Недавно предмет из гардероба Елизаветы был обнаружен в отдаленной деревенской церкви в Херфордшире. В Бактоне родилась самая преданная помощница Елизаветы, Бланш Парри, которая служила ей с самого детства. Много лет в стеклянной витрине на внутренней стене церкви Святой Веры в Бактоне демонстрировалось роскошное алтарное покрывало из белого шелка с серебряной нитью. По качеству материала было ясно, что статус этой вещи очень высок. Ткань была искусно расшита цветами, гребными лодками, гусеницами, бабочками, собаками, оленями, лягушками, белками и более фантастическими животными. То, что ткань некогда была тканью платья, стало понятно по небольшой вытачке на материале. Ткань датировали 90-ми годами XVI века или самым началом XVII века. По рисунку она почти идентична корсажу знаменитого платья с «Радужного портрета», написанного около 1600 года. Ко времени написания портрета Бланш Парри была мертва уже более десяти лет, но вполне вероятно, что платье было подарено церкви ее родного города Бактона после смерти самой Елизаветы в 1603 году[650].

В 1593 году сэр Джон Фортескью, который управлял Большим гардеробом, называл наряды королевы «царственными и достойными ее призвания, но не чрезмерно роскошными или избыточными»[651]. Это становится понятно из домовых книг. В последние четыре года своего правления Елизавета потратила на свой гардероб 9535 фунтов (около миллиона по современным меркам), что составляет всего четверть того, что ежегодно тратил ее преемник в течение первых пяти лет своего правления[652].

Конечно, Елизавете не приходилось покупать всю свою одежду. Многие наряды она получала в подарок. Придворные быстро поняли, что такие подарки она ценит больше традиционных денег и посуды. Когда Бесс Хардвик и ее четвертый супруг, граф Шрусбери, прислали королеве мантию и юбку для верховой езды, подарок был принят столь благосклонно, что «если бы милорд и миледи прислали 500 фунтов, то, по моему мнению, они были бы приняты не столь хорошо»[653].

Королева никогда не воспринимала свой роскошный гардероб как должное и относилась к одежде очень ревниво. Возможно, это было связано с непростым детством.
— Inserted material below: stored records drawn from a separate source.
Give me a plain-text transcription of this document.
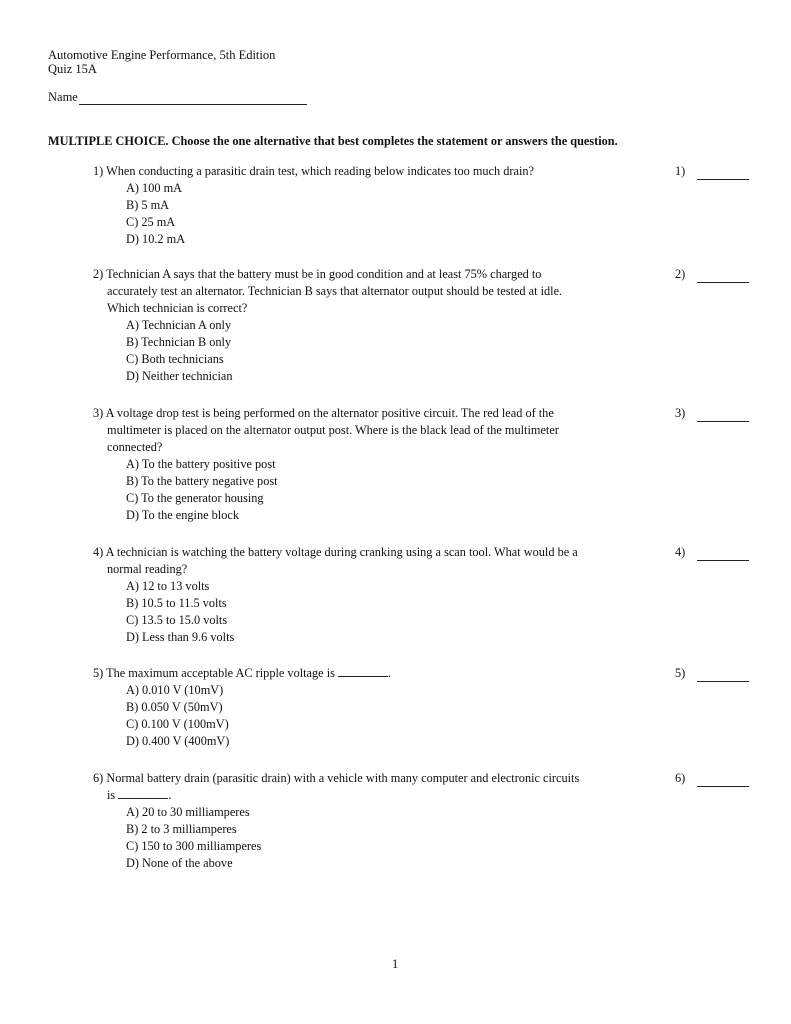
Automotive Engine Performance, 5th Edition
Quiz 15A
Name
MULTIPLE CHOICE. Choose the one alternative that best completes the statement or answers the question.
1) When conducting a parasitic drain test, which reading below indicates too much drain?	1)
A) 100 mA
B) 5 mA
C) 25 mA
D) 10.2 mA
2) Technician A says that the battery must be in good condition and at least 75% charged to
accurately test an alternator. Technician B says that alternator output should be tested at idle.
Which technician is correct?
2)
A) Technician A only
B) Technician B only
C) Both technicians
D) Neither technician
3) A voltage drop test is being performed on the alternator positive circuit. The red lead of the
multimeter is placed on the alternator output post. Where is the black lead of the multimeter
connected?
3)
A) To the battery positive post
B) To the battery negative post
C) To the generator housing
D) To the engine block
4) A technician is watching the battery voltage during cranking using a scan tool. What would be a
normal reading?
4)
A) 12 to 13 volts
B) 10.5 to 11.5 volts
C) 13.5 to 15.0 volts
D) Less than 9.6 volts
5) The maximum acceptable AC ripple voltage is	.	5)
A) 0.010 V (10mV)
B) 0.050 V (50mV)
C) 0.100 V (100mV)
D) 0.400 V (400mV)
6) Normal battery drain (parasitic drain) with a vehicle with many computer and electronic circuits
is	.
6)
A) 20 to 30 milliamperes
B) 2 to 3 milliamperes
C) 150 to 300 milliamperes
D) None of the above
1
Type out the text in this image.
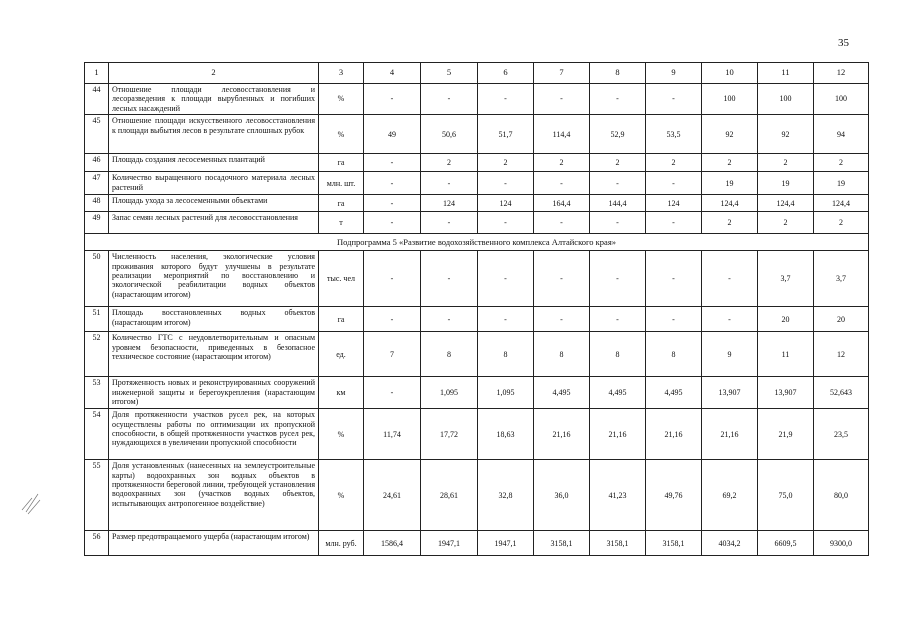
35
1	2	3	4	5	6	7	8	9	10	11	12
44	Отношение площади лесовосстановления и лесоразведения к площади вырубленных и погибших лесных насаждений	%	-	-	-	-	-	-	100	100	100
45	Отношение площади искусственного лесовосстановления к площади выбытия лесов в результате сплошных рубок	%	49	50,6	51,7	114,4	52,9	53,5	92	92	94
46	Площадь создания лесосеменных плантаций	га	-	2	2	2	2	2	2	2	2
47	Количество выращенного посадочного материала лесных растений	млн. шт.	-	-	-	-	-	-	19	19	19
48	Площадь ухода за лесосеменными объектами	га	-	124	124	164,4	144,4	124	124,4	124,4	124,4
49	Запас семян лесных растений для лесовосстановления	т	-	-	-	-	-	-	2	2	2
Подпрограмма 5 «Развитие водохозяйственного комплекса Алтайского края»											
50	Численность населения, экологические условия проживания которого будут улучшены в результате реализации мероприятий по восстановлению и экологической реабилитации водных объектов (нарастающим итогом)	тыс. чел	-	-	-	-	-	-	-	3,7	3,7
51	Площадь восстановленных водных объектов (нарастающим итогом)	га	-	-	-	-	-	-	-	20	20
52	Количество ГТС с неудовлетворительным и опасным уровнем безопасности, приведенных в безопасное техническое состояние (нарастающим итогом)	ед.	7	8	8	8	8	8	9	11	12
53	Протяженность новых и реконструированных сооружений инженерной защиты и берегоукрепления (нарастающим итогом)	км	-	1,095	1,095	4,495	4,495	4,495	13,907	13,907	52,643
54	Доля протяженности участков русел рек, на которых осуществлены работы по оптимизации их пропускной способности, в общей протяженности участков русел рек, нуждающихся в увеличении пропускной способности	%	11,74	17,72	18,63	21,16	21,16	21,16	21,16	21,9	23,5
55	Доля установленных (нанесенных на землеустроительные карты) водоохранных зон водных объектов в протяженности береговой линии, требующей установления водоохранных зон (участков водных объектов, испытывающих антропогенное воздействие)	%	24,61	28,61	32,8	36,0	41,23	49,76	69,2	75,0	80,0
56	Размер предотвращаемого ущерба (нарастающим итогом)	млн. руб.	1586,4	1947,1	1947,1	3158,1	3158,1	3158,1	4034,2	6609,5	9300,0
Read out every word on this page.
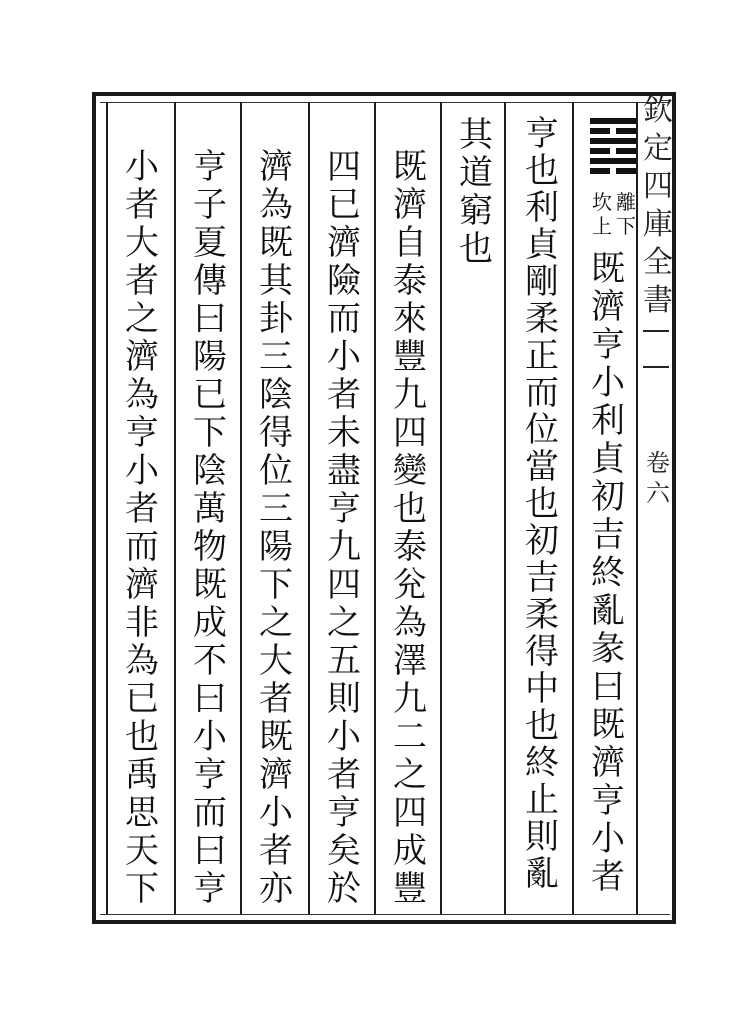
欽
定
四
庫
全
書
卷
六
離
下
坎
上
既
濟
亨
小
利
貞
初
吉
終
亂
彖
曰
既
濟
亨
小
者
亨
也
利
貞
剛
柔
正
而
位
當
也
初
吉
柔
得
中
也
終
止
則
亂
其
道
窮
也
既
濟
自
泰
來
豐
九
四
變
也
泰
兊
為
澤
九
二
之
四
成
豐
四
已
濟
險
而
小
者
未
盡
亨
九
四
之
五
則
小
者
亨
矣
於
濟
為
既
其
卦
三
陰
得
位
三
陽
下
之
大
者
既
濟
小
者
亦
亨
子
夏
傳
曰
陽
已
下
陰
萬
物
既
成
不
曰
小
亨
而
曰
亨
小
者
大
者
之
濟
為
亨
小
者
而
濟
非
為
已
也
禹
思
天
下
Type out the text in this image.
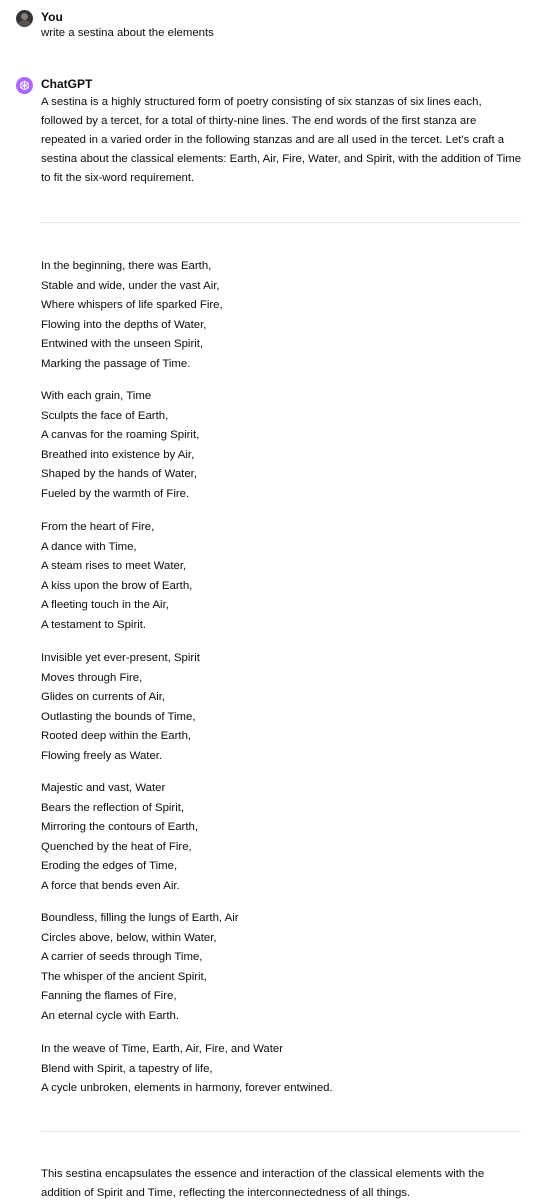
You
write a sestina about the elements
ChatGPT
A sestina is a highly structured form of poetry consisting of six stanzas of six lines each, followed by a tercet, for a total of thirty-nine lines. The end words of the first stanza are repeated in a varied order in the following stanzas and are all used in the tercet. Let's craft a sestina about the classical elements: Earth, Air, Fire, Water, and Spirit, with the addition of Time to fit the six-word requirement.
In the beginning, there was Earth,
Stable and wide, under the vast Air,
Where whispers of life sparked Fire,
Flowing into the depths of Water,
Entwined with the unseen Spirit,
Marking the passage of Time.
With each grain, Time
Sculpts the face of Earth,
A canvas for the roaming Spirit,
Breathed into existence by Air,
Shaped by the hands of Water,
Fueled by the warmth of Fire.
From the heart of Fire,
A dance with Time,
A steam rises to meet Water,
A kiss upon the brow of Earth,
A fleeting touch in the Air,
A testament to Spirit.
Invisible yet ever-present, Spirit
Moves through Fire,
Glides on currents of Air,
Outlasting the bounds of Time,
Rooted deep within the Earth,
Flowing freely as Water.
Majestic and vast, Water
Bears the reflection of Spirit,
Mirroring the contours of Earth,
Quenched by the heat of Fire,
Eroding the edges of Time,
A force that bends even Air.
Boundless, filling the lungs of Earth, Air
Circles above, below, within Water,
A carrier of seeds through Time,
The whisper of the ancient Spirit,
Fanning the flames of Fire,
An eternal cycle with Earth.
In the weave of Time, Earth, Air, Fire, and Water
Blend with Spirit, a tapestry of life,
A cycle unbroken, elements in harmony, forever entwined.
This sestina encapsulates the essence and interaction of the classical elements with the addition of Spirit and Time, reflecting the interconnectedness of all things.
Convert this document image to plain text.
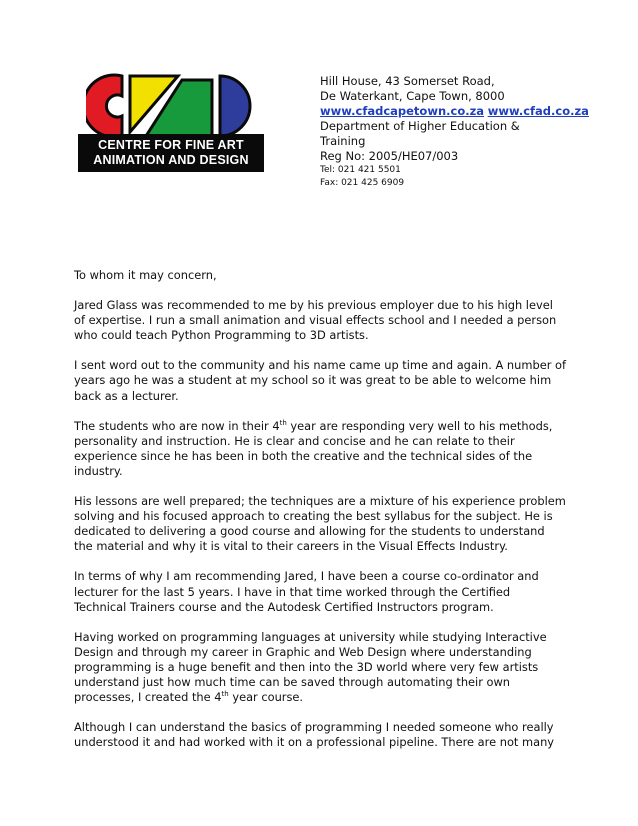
CENTRE FOR FINE ART
ANIMATION AND DESIGN
Hill House, 43 Somerset Road,
De Waterkant, Cape Town, 8000
www.cfadcapetown.co.za www.cfad.co.za
Department of Higher Education &
Training
Reg No: 2005/HE07/003
Tel: 021 421 5501
Fax: 021 425 6909

To whom it may concern,

Jared Glass was recommended to me by his previous employer due to his high level of expertise. I run a small animation and visual effects school and I needed a person who could teach Python Programming to 3D artists.

I sent word out to the community and his name came up time and again. A number of years ago he was a student at my school so it was great to be able to welcome him back as a lecturer.

The students who are now in their 4th year are responding very well to his methods, personality and instruction. He is clear and concise and he can relate to their experience since he has been in both the creative and the technical sides of the industry.

His lessons are well prepared; the techniques are a mixture of his experience problem solving and his focused approach to creating the best syllabus for the subject. He is dedicated to delivering a good course and allowing for the students to understand the material and why it is vital to their careers in the Visual Effects Industry.

In terms of why I am recommending Jared, I have been a course co-ordinator and lecturer for the last 5 years. I have in that time worked through the Certified Technical Trainers course and the Autodesk Certified Instructors program.

Having worked on programming languages at university while studying Interactive Design and through my career in Graphic and Web Design where understanding programming is a huge benefit and then into the 3D world where very few artists understand just how much time can be saved through automating their own processes, I created the 4th year course.

Although I can understand the basics of programming I needed someone who really understood it and had worked with it on a professional pipeline. There are not many
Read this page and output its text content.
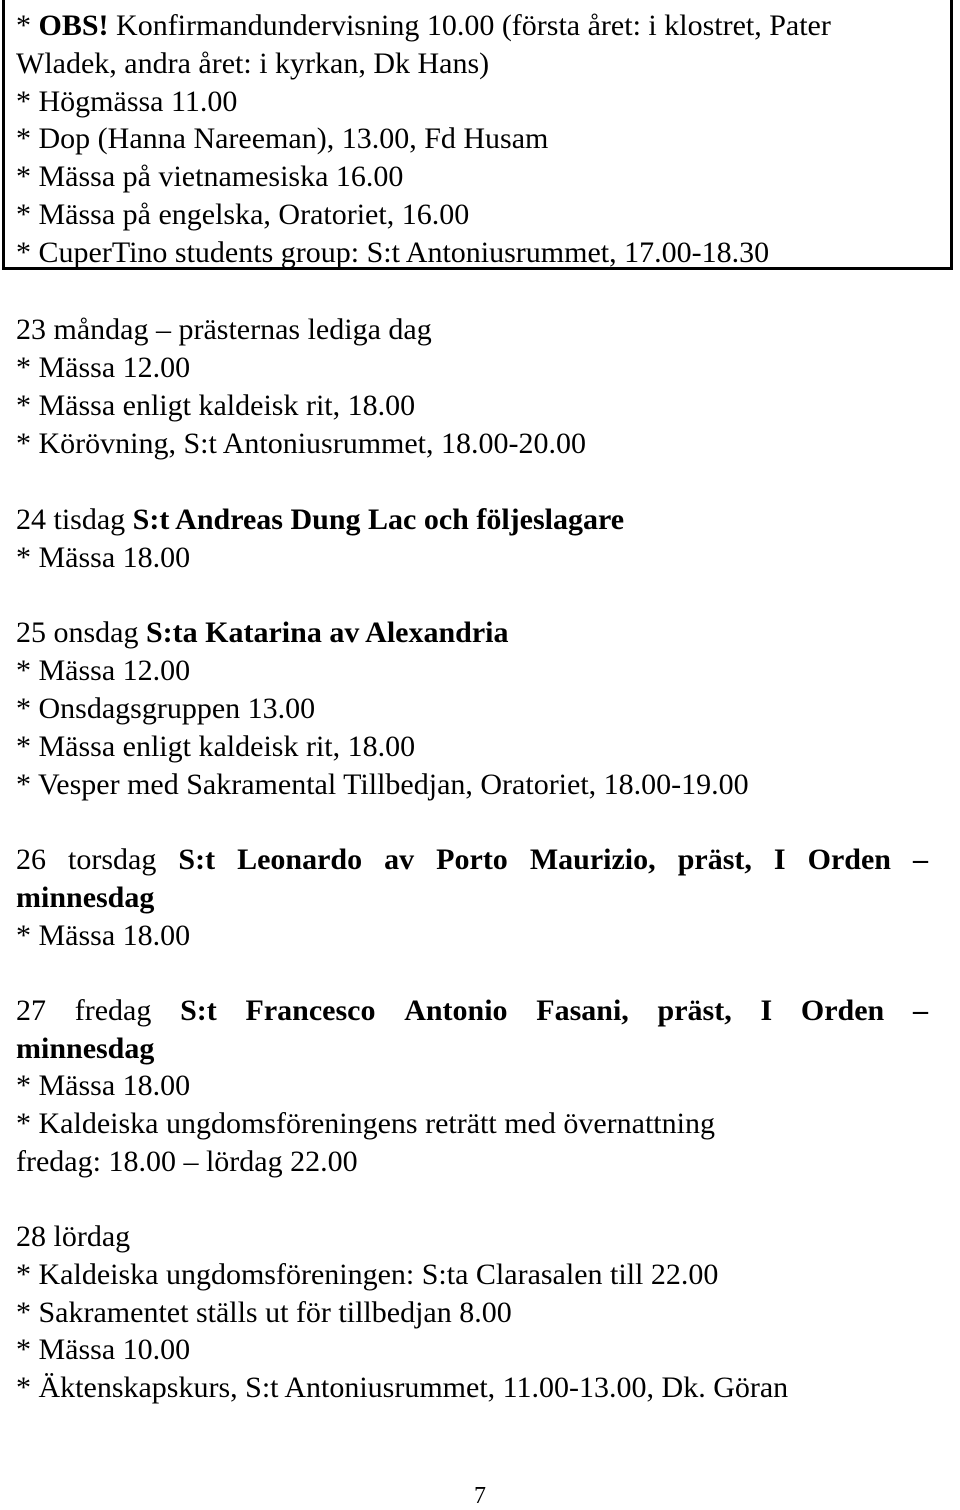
* OBS! Konfirmandundervisning 10.00 (första året: i klostret, Pater
Wladek, andra året: i kyrkan, Dk Hans)
* Högmässa 11.00
* Dop (Hanna Nareeman), 13.00, Fd Husam
* Mässa på vietnamesiska 16.00
* Mässa på engelska, Oratoriet, 16.00
* CuperTino students group: S:t Antoniusrummet, 17.00-18.30
23 måndag – prästernas lediga dag
* Mässa 12.00
* Mässa enligt kaldeisk rit, 18.00
* Körövning, S:t Antoniusrummet, 18.00-20.00
24 tisdag S:t Andreas Dung Lac och följeslagare
* Mässa 18.00
25 onsdag S:ta Katarina av Alexandria
* Mässa 12.00
* Onsdagsgruppen 13.00
* Mässa enligt kaldeisk rit, 18.00
* Vesper med Sakramental Tillbedjan, Oratoriet, 18.00-19.00
26 torsdag S:t Leonardo av Porto Maurizio, präst, I Orden –
minnesdag
* Mässa 18.00
27 fredag S:t Francesco Antonio Fasani, präst, I Orden –
minnesdag
* Mässa 18.00
* Kaldeiska ungdomsföreningens reträtt med övernattning
fredag: 18.00 – lördag 22.00
28 lördag
* Kaldeiska ungdomsföreningen: S:ta Clarasalen till 22.00
* Sakramentet ställs ut för tillbedjan 8.00
* Mässa 10.00
* Äktenskapskurs, S:t Antoniusrummet, 11.00-13.00, Dk. Göran
7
В 1536 году была казнена ее мать, Анна Болейн, и регулярный приток красивых, сшитых по мерке платьев и шапочек, которые Анна посылала дочери в Хэтфилд, резко прекратился. Через несколько недель принцесса выросла из всех имеющихся у нее платьев и белья, и леди Маргарет Брайан пришлось писать Томасу Кромвелю слезное письмо: «Умоляю Вас проявить доброту к ней и ее людям, чтобы она могла иметь одежду, ибо у нее нет ни платьев, ни юбок, ни рубашек, ни белья, ни платков, ни рукавов, ни ночных рубашек, ни корсетов, ни платков, ни муфт, ни ночных шапочек». Леди Брайан писала, что «получила отказ повсюду и, по преданности своей, не может более этого выносить»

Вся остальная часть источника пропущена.